We are running a trt model with tensorrt_platform on triton inference server. When using the perf_analyzer we see linear increase in latency when we increase batch size:
batch size 1: 49.4 infer/sec, latency 20488 usec
batch size 2: 49.2 infer/sec, latency 41419 usec
batch size 3: 48.6 infer/sec, latency 62209 usec
we also see near-linear increase in latency when we add concurrency:
Concurrency: 1, throughput: 51.4 infer/sec, latency 20192 usec
Concurrency: 2, throughput: 60.4 infer/sec, latency 33602 usec
Concurrency: 3, throughput: 59.8 infer/sec, latency 51003 usec
Concurrency: 4, throughput: 59 infer/sec, latency 68353 usec
I have increased max batch size to 8G, there is no change in outcome.
Model runs batch-agnostic and 10x faster when using torch2trt TRT_Module.
similar issues without (non-generic) answer:
Can tensorrt models be made batch-size agnostic? what about concurrency-agnostic?

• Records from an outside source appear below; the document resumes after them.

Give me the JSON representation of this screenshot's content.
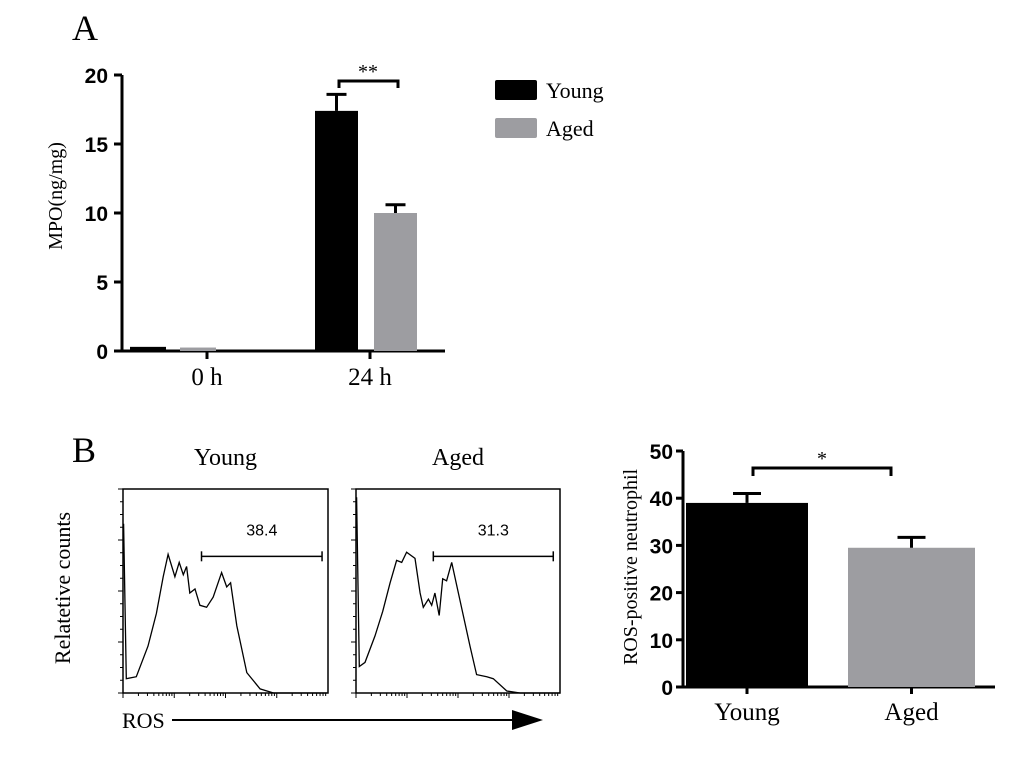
{
  "chart_data": [
    {
      "panel": "A",
      "type": "bar",
      "ylabel": "MPO(ng/mg)",
      "ylim": [
        0,
        20
      ],
      "yticks": [
        "0",
        "5",
        "10",
        "15",
        "20"
      ],
      "categories": [
        "0 h",
        "24 h"
      ],
      "series": [
        {
          "name": "Young",
          "color": "#000000",
          "values": [
            0.3,
            17.4
          ],
          "errors": [
            0.05,
            1.2
          ]
        },
        {
          "name": "Aged",
          "color": "#9d9da1",
          "values": [
            0.25,
            10.0
          ],
          "errors": [
            0.05,
            0.6
          ]
        }
      ],
      "significance": [
        {
          "category": "24 h",
          "label": "**"
        }
      ],
      "legend": "top-right"
    },
    {
      "panel": "B",
      "type": "line",
      "subtype": "flow-histogram",
      "ylabel": "Relatetive counts",
      "xlabel": "ROS",
      "histograms": [
        {
          "title": "Young",
          "gate_label": "38.4",
          "gate": [
            383,
            971
          ],
          "gate_level": 67,
          "x": [
            3,
            16,
            65,
            122,
            163,
            196,
            220,
            253,
            274,
            294,
            310,
            326,
            351,
            375,
            408,
            440,
            481,
            506,
            525,
            555,
            604,
            669,
            734,
            995
          ],
          "y": [
            83,
            7,
            8,
            23,
            39,
            57,
            68,
            57,
            64,
            58,
            62,
            49,
            51,
            43,
            42,
            47,
            59,
            52,
            54,
            33,
            10,
            2,
            0,
            0
          ]
        },
        {
          "title": "Aged",
          "gate_label": "31.3",
          "gate": [
            379,
            967
          ],
          "gate_level": 67,
          "x": [
            3,
            16,
            44,
            93,
            131,
            167,
            199,
            224,
            248,
            289,
            314,
            330,
            355,
            371,
            387,
            408,
            425,
            444,
            469,
            493,
            526,
            559,
            591,
            641,
            673,
            739,
            804,
            1000
          ],
          "y": [
            96,
            13,
            15,
            28,
            40,
            54,
            65,
            64,
            69,
            66,
            49,
            42,
            46,
            43,
            49,
            38,
            56,
            55,
            64,
            53,
            38,
            23,
            9,
            8,
            7,
            1,
            0,
            0
          ]
        }
      ]
    },
    {
      "panel": "B",
      "type": "bar",
      "ylabel": "ROS-positive neutrophil",
      "ylim": [
        0,
        50
      ],
      "yticks": [
        "0",
        "10",
        "20",
        "30",
        "40",
        "50"
      ],
      "categories": [
        "Young",
        "Aged"
      ],
      "values": [
        39.0,
        29.5
      ],
      "errors": [
        2.0,
        2.2
      ],
      "colors": [
        "#000000",
        "#9d9da1"
      ],
      "significance": [
        {
          "between": [
            "Young",
            "Aged"
          ],
          "label": "*"
        }
      ]
    }
  ],
  "panel_labels": [
    "A",
    "B"
  ]
}
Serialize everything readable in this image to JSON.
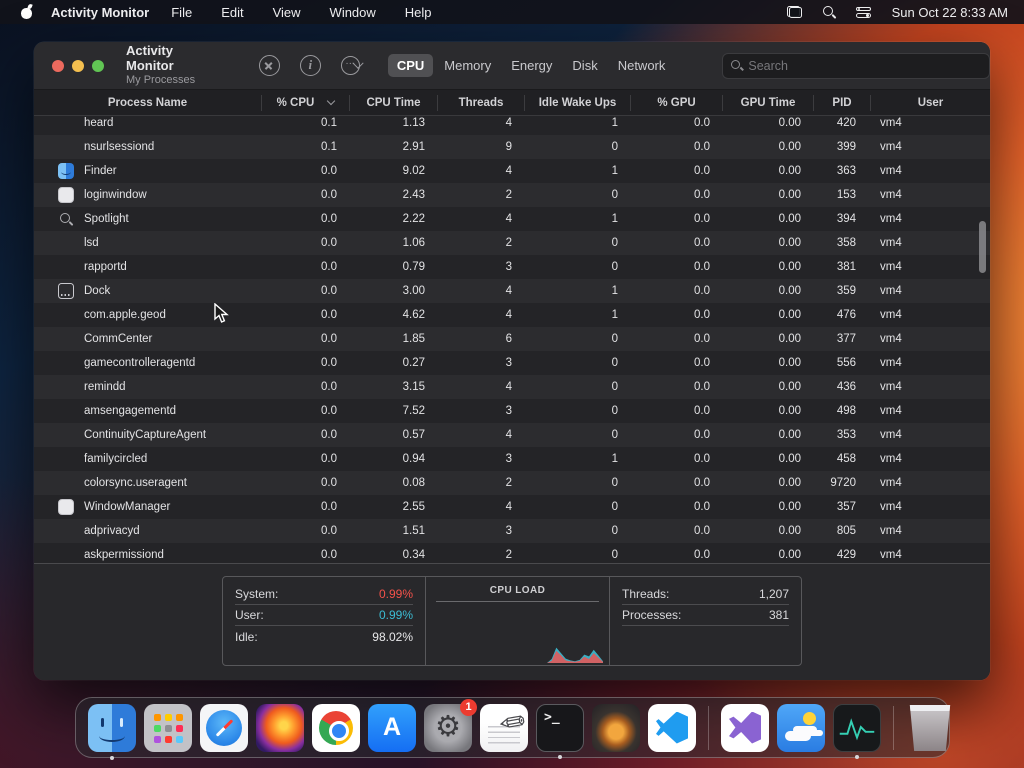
{
  "menu_bar": {
    "app_name": "Activity Monitor",
    "menus": [
      "File",
      "Edit",
      "View",
      "Window",
      "Help"
    ],
    "clock": "Sun Oct 22  8:33 AM"
  },
  "window": {
    "title": "Activity Monitor",
    "subtitle": "My Processes",
    "tabs": [
      {
        "label": "CPU",
        "selected": true
      },
      {
        "label": "Memory",
        "selected": false
      },
      {
        "label": "Energy",
        "selected": false
      },
      {
        "label": "Disk",
        "selected": false
      },
      {
        "label": "Network",
        "selected": false
      }
    ],
    "search_placeholder": "Search"
  },
  "table": {
    "columns": [
      "Process Name",
      "% CPU",
      "CPU Time",
      "Threads",
      "Idle Wake Ups",
      "% GPU",
      "GPU Time",
      "PID",
      "User"
    ],
    "sort_column": "% CPU",
    "rows": [
      {
        "icon": null,
        "name": "heard",
        "cpu": "0.1",
        "cpu_time": "1.13",
        "threads": "4",
        "idle_wake_ups": "1",
        "gpu": "0.0",
        "gpu_time": "0.00",
        "pid": "420",
        "user": "vm4"
      },
      {
        "icon": null,
        "name": "nsurlsessiond",
        "cpu": "0.1",
        "cpu_time": "2.91",
        "threads": "9",
        "idle_wake_ups": "0",
        "gpu": "0.0",
        "gpu_time": "0.00",
        "pid": "399",
        "user": "vm4"
      },
      {
        "icon": "finder-icon",
        "name": "Finder",
        "cpu": "0.0",
        "cpu_time": "9.02",
        "threads": "4",
        "idle_wake_ups": "1",
        "gpu": "0.0",
        "gpu_time": "0.00",
        "pid": "363",
        "user": "vm4"
      },
      {
        "icon": "app-window-icon",
        "name": "loginwindow",
        "cpu": "0.0",
        "cpu_time": "2.43",
        "threads": "2",
        "idle_wake_ups": "0",
        "gpu": "0.0",
        "gpu_time": "0.00",
        "pid": "153",
        "user": "vm4"
      },
      {
        "icon": "spotlight-icon",
        "name": "Spotlight",
        "cpu": "0.0",
        "cpu_time": "2.22",
        "threads": "4",
        "idle_wake_ups": "1",
        "gpu": "0.0",
        "gpu_time": "0.00",
        "pid": "394",
        "user": "vm4"
      },
      {
        "icon": null,
        "name": "lsd",
        "cpu": "0.0",
        "cpu_time": "1.06",
        "threads": "2",
        "idle_wake_ups": "0",
        "gpu": "0.0",
        "gpu_time": "0.00",
        "pid": "358",
        "user": "vm4"
      },
      {
        "icon": null,
        "name": "rapportd",
        "cpu": "0.0",
        "cpu_time": "0.79",
        "threads": "3",
        "idle_wake_ups": "0",
        "gpu": "0.0",
        "gpu_time": "0.00",
        "pid": "381",
        "user": "vm4"
      },
      {
        "icon": "dock-icon",
        "name": "Dock",
        "cpu": "0.0",
        "cpu_time": "3.00",
        "threads": "4",
        "idle_wake_ups": "1",
        "gpu": "0.0",
        "gpu_time": "0.00",
        "pid": "359",
        "user": "vm4"
      },
      {
        "icon": null,
        "name": "com.apple.geod",
        "cpu": "0.0",
        "cpu_time": "4.62",
        "threads": "4",
        "idle_wake_ups": "1",
        "gpu": "0.0",
        "gpu_time": "0.00",
        "pid": "476",
        "user": "vm4"
      },
      {
        "icon": null,
        "name": "CommCenter",
        "cpu": "0.0",
        "cpu_time": "1.85",
        "threads": "6",
        "idle_wake_ups": "0",
        "gpu": "0.0",
        "gpu_time": "0.00",
        "pid": "377",
        "user": "vm4"
      },
      {
        "icon": null,
        "name": "gamecontrolleragentd",
        "cpu": "0.0",
        "cpu_time": "0.27",
        "threads": "3",
        "idle_wake_ups": "0",
        "gpu": "0.0",
        "gpu_time": "0.00",
        "pid": "556",
        "user": "vm4"
      },
      {
        "icon": null,
        "name": "remindd",
        "cpu": "0.0",
        "cpu_time": "3.15",
        "threads": "4",
        "idle_wake_ups": "0",
        "gpu": "0.0",
        "gpu_time": "0.00",
        "pid": "436",
        "user": "vm4"
      },
      {
        "icon": null,
        "name": "amsengagementd",
        "cpu": "0.0",
        "cpu_time": "7.52",
        "threads": "3",
        "idle_wake_ups": "0",
        "gpu": "0.0",
        "gpu_time": "0.00",
        "pid": "498",
        "user": "vm4"
      },
      {
        "icon": null,
        "name": "ContinuityCaptureAgent",
        "cpu": "0.0",
        "cpu_time": "0.57",
        "threads": "4",
        "idle_wake_ups": "0",
        "gpu": "0.0",
        "gpu_time": "0.00",
        "pid": "353",
        "user": "vm4"
      },
      {
        "icon": null,
        "name": "familycircled",
        "cpu": "0.0",
        "cpu_time": "0.94",
        "threads": "3",
        "idle_wake_ups": "1",
        "gpu": "0.0",
        "gpu_time": "0.00",
        "pid": "458",
        "user": "vm4"
      },
      {
        "icon": null,
        "name": "colorsync.useragent",
        "cpu": "0.0",
        "cpu_time": "0.08",
        "threads": "2",
        "idle_wake_ups": "0",
        "gpu": "0.0",
        "gpu_time": "0.00",
        "pid": "9720",
        "user": "vm4"
      },
      {
        "icon": "app-window-icon",
        "name": "WindowManager",
        "cpu": "0.0",
        "cpu_time": "2.55",
        "threads": "4",
        "idle_wake_ups": "0",
        "gpu": "0.0",
        "gpu_time": "0.00",
        "pid": "357",
        "user": "vm4"
      },
      {
        "icon": null,
        "name": "adprivacyd",
        "cpu": "0.0",
        "cpu_time": "1.51",
        "threads": "3",
        "idle_wake_ups": "0",
        "gpu": "0.0",
        "gpu_time": "0.00",
        "pid": "805",
        "user": "vm4"
      },
      {
        "icon": null,
        "name": "askpermissiond",
        "cpu": "0.0",
        "cpu_time": "0.34",
        "threads": "2",
        "idle_wake_ups": "0",
        "gpu": "0.0",
        "gpu_time": "0.00",
        "pid": "429",
        "user": "vm4"
      }
    ]
  },
  "footer": {
    "system_label": "System:",
    "system_value": "0.99%",
    "user_label": "User:",
    "user_value": "0.99%",
    "idle_label": "Idle:",
    "idle_value": "98.02%",
    "cpu_load_title": "CPU LOAD",
    "threads_label": "Threads:",
    "threads_value": "1,207",
    "processes_label": "Processes:",
    "processes_value": "381"
  },
  "chart_data": {
    "type": "area",
    "title": "CPU LOAD",
    "xlabel": "time",
    "ylabel": "% of graph height",
    "ylim": [
      0,
      100
    ],
    "legend_position": "none",
    "grid": false,
    "series": [
      {
        "name": "user",
        "color": "#3cbcd3",
        "values": [
          0,
          18,
          70,
          45,
          20,
          12,
          8,
          14,
          38,
          30,
          60,
          35,
          8
        ]
      },
      {
        "name": "system",
        "color": "#e25a5a",
        "values": [
          0,
          10,
          55,
          35,
          12,
          8,
          6,
          10,
          28,
          18,
          45,
          25,
          5
        ]
      }
    ]
  },
  "colors": {
    "accent_red": "#f4524a",
    "accent_teal": "#3cbcd3",
    "badge_red": "#ec3b30",
    "selected_tab_bg": "#505053",
    "window_bg": "#242427"
  },
  "dock": {
    "items": [
      {
        "type": "finder",
        "name": "finder-dock-icon",
        "running": true
      },
      {
        "type": "launchpad",
        "name": "launchpad-dock-icon"
      },
      {
        "type": "safari",
        "name": "safari-dock-icon"
      },
      {
        "type": "firefox",
        "name": "firefox-dock-icon"
      },
      {
        "type": "chrome",
        "name": "chrome-dock-icon"
      },
      {
        "type": "appstore",
        "name": "app-store-dock-icon"
      },
      {
        "type": "settings",
        "name": "system-settings-dock-icon",
        "badge": "1"
      },
      {
        "type": "textedit",
        "name": "textedit-dock-icon"
      },
      {
        "type": "terminal",
        "name": "terminal-dock-icon",
        "running": true
      },
      {
        "type": "garageband",
        "name": "garageband-dock-icon"
      },
      {
        "type": "vscode",
        "name": "vscode-dock-icon"
      },
      {
        "type": "divider"
      },
      {
        "type": "visualstudio",
        "name": "visual-studio-dock-icon"
      },
      {
        "type": "weather",
        "name": "weather-dock-icon"
      },
      {
        "type": "activitymonitor",
        "name": "activity-monitor-dock-icon",
        "running": true
      },
      {
        "type": "divider"
      },
      {
        "type": "trash",
        "name": "trash-dock-icon"
      }
    ]
  }
}
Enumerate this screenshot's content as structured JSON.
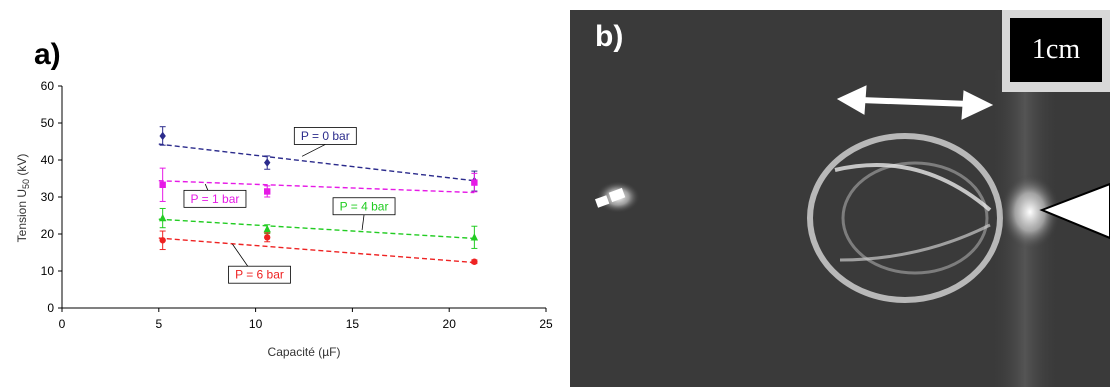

TensorRT Version: 188.8.131.52
GPU Type: T4 (same issue occurs on V100)
Nvidia Driver Version: 450.119.03
CUDA Version: 11.3
Operating System + Version: Ubuntu 18.04
Container (if container which image + tag): tritonserver:21.05-py3
we are running a auto-encoder model on 360x640 images, cannot share here due to IP
- export model to tensorrt (using onnx2trt or torch2trt - same outcome with both), with dynamic batch size
- use triton tensorrt_plan platform
- run perf_analyzer on trt model